Can a student be a diligent learner and still get a bad grade? Or oversleep? Or forget an assignment? Can they have a professor that simply doesn’t like them and treats them poorly? Does any of that change their value?


Maybe you don’t provide direct patient care in your current role, but what circumstances (that are out of your control) do you tell yourself need to change in order for you to be fulfilled? Staffing? Attitude of your coworkers? Maybe your pay?


If we latch our sense of fulfillment to the circumstance we have no power. If we have no power, defeat can seep into the rest of our lives and then we find ourselves seeking comfort in ways that may be counter productive to our other goals. We comfort ourselves with food, binge watching netflix, shopping, surfing social media, complaining to everyone about work… and then we get up and go into work again, to be pummeled by frustration, made powerless by the belief that we are unable to provide good patient care.


Here’s the key. If the circumstances at work aren’t great or change in some significant way (like maybe in the midst of a pandemic),

redefine how you measure “good patient care.”

If I have plenty of time, good care may look like spending extra time with each patient, good care may look like helping my colleagues catch up with their day, good care may look like working on some project to improve workflow. But if I use this standard on a day where I don't have plenty of time, I will come out feeling like I failed myself and my patients. So when the circumstances are not prime, maybe good care looks like being present to whoever I am with at the moment. Maybe good care is going to be defined by doing the best work I can with the tools I have, like the nurses in third world countries.


Before you decide you aren’t giving good care, decide what good care is going to look like today and make sure it only includes variables that are within your control.


Work is always going to have some challenges. I may struggle with making a correct diagnosis when I am unable to do a proper physical exam when“seeing” the patient virtually due to mandated quarantine. But I can ask the right questions and do the best I can. Telling myself that I can’t give good care in this case is simply not true. I can give as good care as anyone else with the same tools. Would an in-person physical exam be better? Of course, but that isn’t the reality I am in right now.


The best I can do has to be enough because I don’t have the capacity for more than that. I can’t expect myself to work beyond what the circumstance dictates. It is like expecting penicillin to do the job of a broad spectrum antibiotic, it doesn’t make sense to be mad at penicillin when it doesn’t work. So why would we degrade ourselves, choosing to feel unfulfilled, when we have done the best we can, when we have truly given “protective attention” to something.


The last portion of this is to remember that feeling happy and feeling fulfilled are not the same.

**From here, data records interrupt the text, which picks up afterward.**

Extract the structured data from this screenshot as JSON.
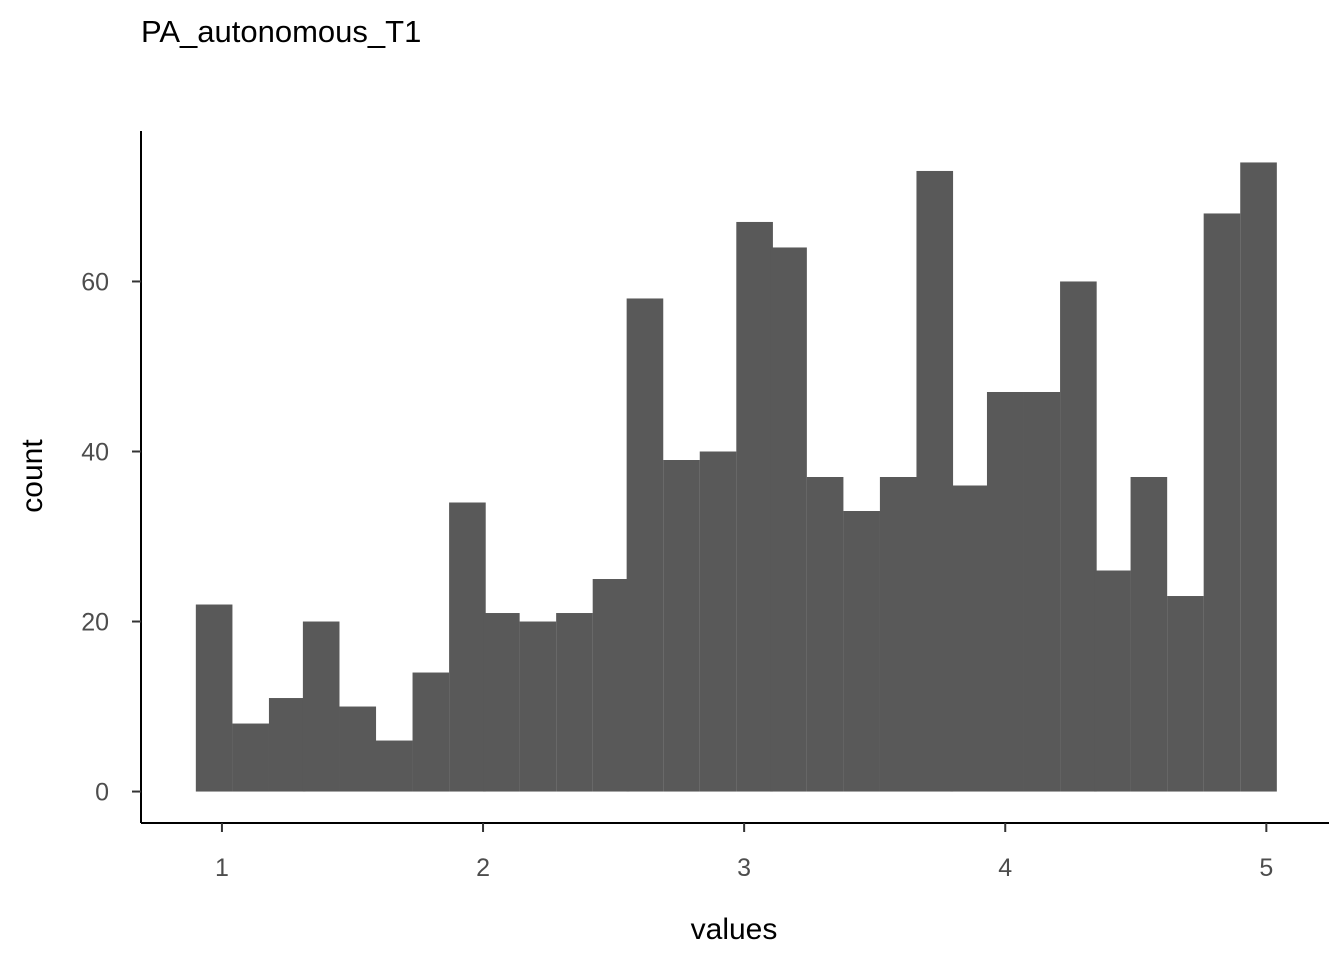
{
  "chart_data": {
    "type": "bar",
    "title": "PA_autonomous_T1",
    "xlabel": "values",
    "ylabel": "count",
    "bar_color": "#595959",
    "bin_width": 0.1379,
    "bins": [
      {
        "x0": 0.9,
        "count": 22
      },
      {
        "x0": 1.04,
        "count": 8
      },
      {
        "x0": 1.18,
        "count": 11
      },
      {
        "x0": 1.31,
        "count": 20
      },
      {
        "x0": 1.45,
        "count": 10
      },
      {
        "x0": 1.59,
        "count": 6
      },
      {
        "x0": 1.73,
        "count": 14
      },
      {
        "x0": 1.87,
        "count": 34
      },
      {
        "x0": 2.0,
        "count": 21
      },
      {
        "x0": 2.14,
        "count": 20
      },
      {
        "x0": 2.28,
        "count": 21
      },
      {
        "x0": 2.42,
        "count": 25
      },
      {
        "x0": 2.55,
        "count": 58
      },
      {
        "x0": 2.69,
        "count": 39
      },
      {
        "x0": 2.83,
        "count": 40
      },
      {
        "x0": 2.97,
        "count": 67
      },
      {
        "x0": 3.1,
        "count": 64
      },
      {
        "x0": 3.24,
        "count": 37
      },
      {
        "x0": 3.38,
        "count": 33
      },
      {
        "x0": 3.52,
        "count": 37
      },
      {
        "x0": 3.66,
        "count": 73
      },
      {
        "x0": 3.79,
        "count": 36
      },
      {
        "x0": 3.93,
        "count": 47
      },
      {
        "x0": 4.07,
        "count": 47
      },
      {
        "x0": 4.21,
        "count": 60
      },
      {
        "x0": 4.34,
        "count": 26
      },
      {
        "x0": 4.48,
        "count": 37
      },
      {
        "x0": 4.62,
        "count": 23
      },
      {
        "x0": 4.76,
        "count": 68
      },
      {
        "x0": 4.9,
        "count": 74
      }
    ],
    "xlim": [
      0.69,
      5.24
    ],
    "ylim": [
      -3.7,
      77.7
    ],
    "x_ticks": [
      1,
      2,
      3,
      4,
      5
    ],
    "x_tick_labels": [
      "1",
      "2",
      "3",
      "4",
      "5"
    ],
    "y_ticks": [
      0,
      20,
      40,
      60
    ],
    "y_tick_labels": [
      "0",
      "20",
      "40",
      "60"
    ],
    "grid": false,
    "legend": "none"
  }
}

You are not going to feel happy when someone calls out sick or a patient is given a diagnosis of cancer or when all the medical treatments for your patient’s chronic pain have been exhausted. But you can come home fulfilled, feeling like you did a good job, not only because you cared for your patients but because you didn’t hold yourself to some fictitious standard of good care that wasn’t supported by the reality of the circumstance.

I can be a good nurse practitioner whether I have the right staffing numbers or not, my value lies in my willingness to care and my ability to figure out how.


I am not always going to be happy going to or coming from work, but whether or not I feel fulfilled, valuable, and determined to keep going is up to me. Giving good patient care sounds noble, but not if we are going to use it as a weapon against ourselves, not if we believe that it comes from anywhere outside ourselves.


As Ralph Waldo Emerson wrote

“ Nothing can bring you peace but yourself. Nothing can bring you peace but the triumph of your principles.”


And that is always up to us. Always.